Moore, 651 F.3d at 60 (citing Old Chief v. United States, 519 U.S. 172, 186–88 (1997); United States v. Curtis, 481 F.3d 836, 838 (D.C. Cir. 2007) (same), United States v. Flores–de–Jesús, 569 F.3d 8, 19 (1st Cir. 2009) (“Most of [the challenged testimony] was based on inadmissible hearsay.”), United States v. Grifin, 324 F.3d 330, 349 (5th Cir. 2003) (“Martin admitted that his statement ... was not based on personal knowledge but on what someone told him”)).
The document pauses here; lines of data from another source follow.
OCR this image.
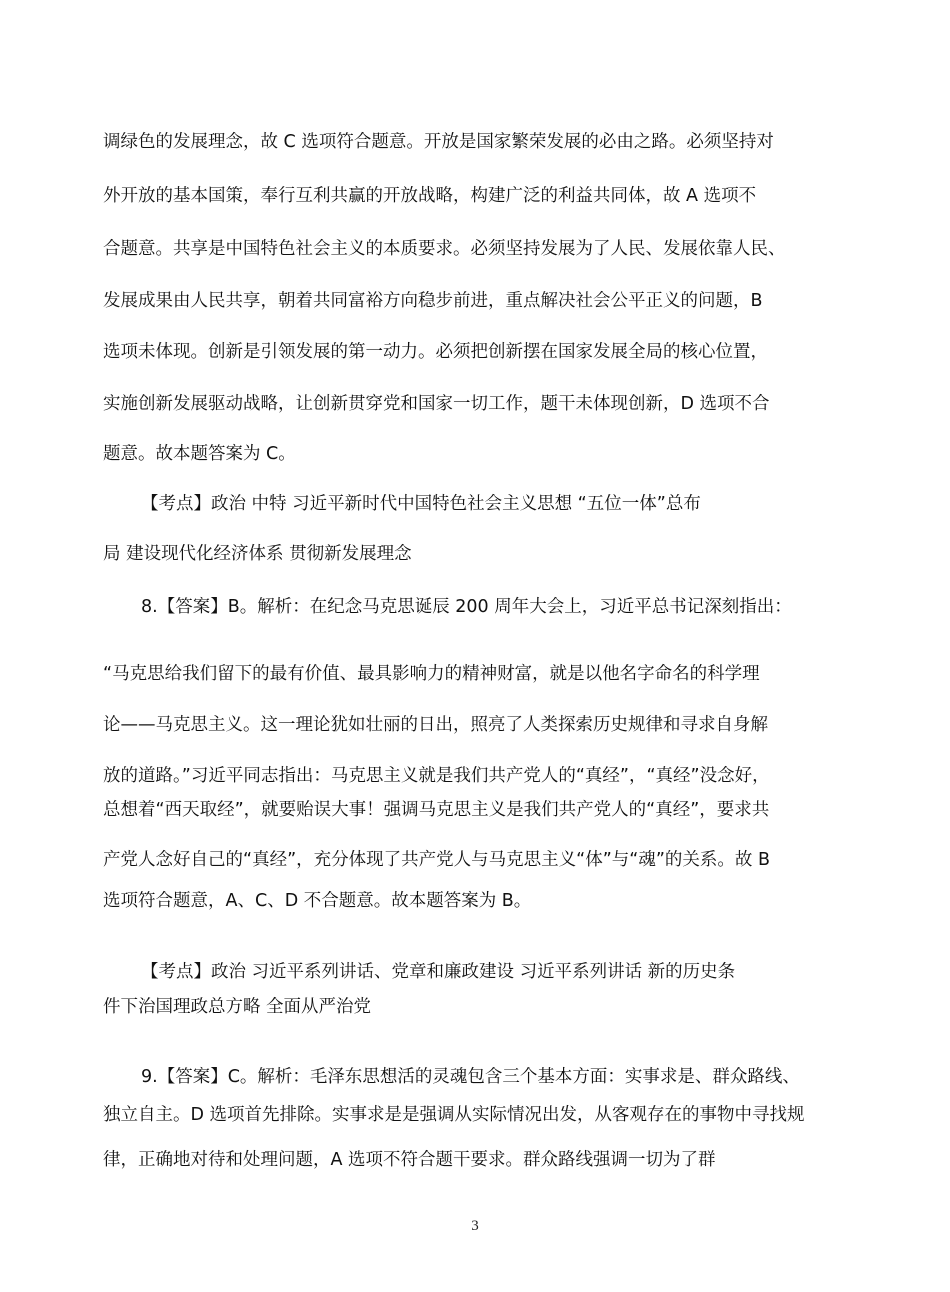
调绿色的发展理念，故 C 选项符合题意。开放是国家繁荣发展的必由之路。必须坚持对
外开放的基本国策，奉行互利共赢的开放战略，构建广泛的利益共同体，故 A 选项不
合题意。共享是中国特色社会主义的本质要求。必须坚持发展为了人民、发展依靠人民、
发展成果由人民共享，朝着共同富裕方向稳步前进，重点解决社会公平正义的问题，B
选项未体现。创新是引领发展的第一动力。必须把创新摆在国家发展全局的核心位置，
实施创新发展驱动战略，让创新贯穿党和国家一切工作，题干未体现创新，D 选项不合
题意。故本题答案为 C。
【考点】政治 中特 习近平新时代中国特色社会主义思想 “五位一体”总布
局 建设现代化经济体系 贯彻新发展理念
8.【答案】B。解析：在纪念马克思诞辰 200 周年大会上，习近平总书记深刻指出：
“马克思给我们留下的最有价值、最具影响力的精神财富，就是以他名字命名的科学理
论——马克思主义。这一理论犹如壮丽的日出，照亮了人类探索历史规律和寻求自身解
放的道路。”习近平同志指出：马克思主义就是我们共产党人的“真经”，“真经”没念好，
总想着“西天取经”，就要贻误大事！强调马克思主义是我们共产党人的“真经”，要求共
产党人念好自己的“真经”，充分体现了共产党人与马克思主义“体”与“魂”的关系。故 B
选项符合题意，A、C、D 不合题意。故本题答案为 B。
【考点】政治 习近平系列讲话、党章和廉政建设 习近平系列讲话 新的历史条
件下治国理政总方略 全面从严治党
9.【答案】C。解析：毛泽东思想活的灵魂包含三个基本方面：实事求是、群众路线、
独立自主。D 选项首先排除。实事求是是强调从实际情况出发，从客观存在的事物中寻找规
律，正确地对待和处理问题，A 选项不符合题干要求。群众路线强调一切为了群
3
Despite the error in admitting the summary testimony, the circuit found that the error was "close," but ultimately harmless. This was in light of a trial record in which the witness' improper testimony was "later confirmed by admissible evidence at trial," the limited nature of the defense (e.g., limited to cross-examining testifying cooperating co-conspirators and other government witnesses), the trial judge's limiting instruction after the witness' testimony to "disregard any opinion testimony he offered," and also because the evidence of the defendants' guilt was "overwhelming." Moore, 651 F.3d at 61. The circuit advised that the problem of the law enforcement summary witness could have been easily and effectively avoided:

The inauspicious beginning of the government's case-in-chief is easily avoided in the future. No less than the court, the Department of Justice recognizes the high standard set for the prosecution by the Supreme Court.... Similarly, this court's long-held view of the purpose of the opening statement to the jury, namely to allow the prosecutor the opportunity to provide the jury with an objective overview of the evidence that the government intends to introduce at trial, has long afforded the prosecutor the opportunity to do that for which the prosecutor improperly used FBI Agent Sparks. This court now having made clear the exacerbated “obvious dangers” of the overview witness testifying about evidence yet to be admitted before the jury affords all parties clear direction to avoid unnecessary risks —for the prosecutor of an overturned conviction, for the defense of an unfair trial, and for the district court of having to retry a case.
Moore, 651 F.3d at 61 (emphasis added; citations omitted).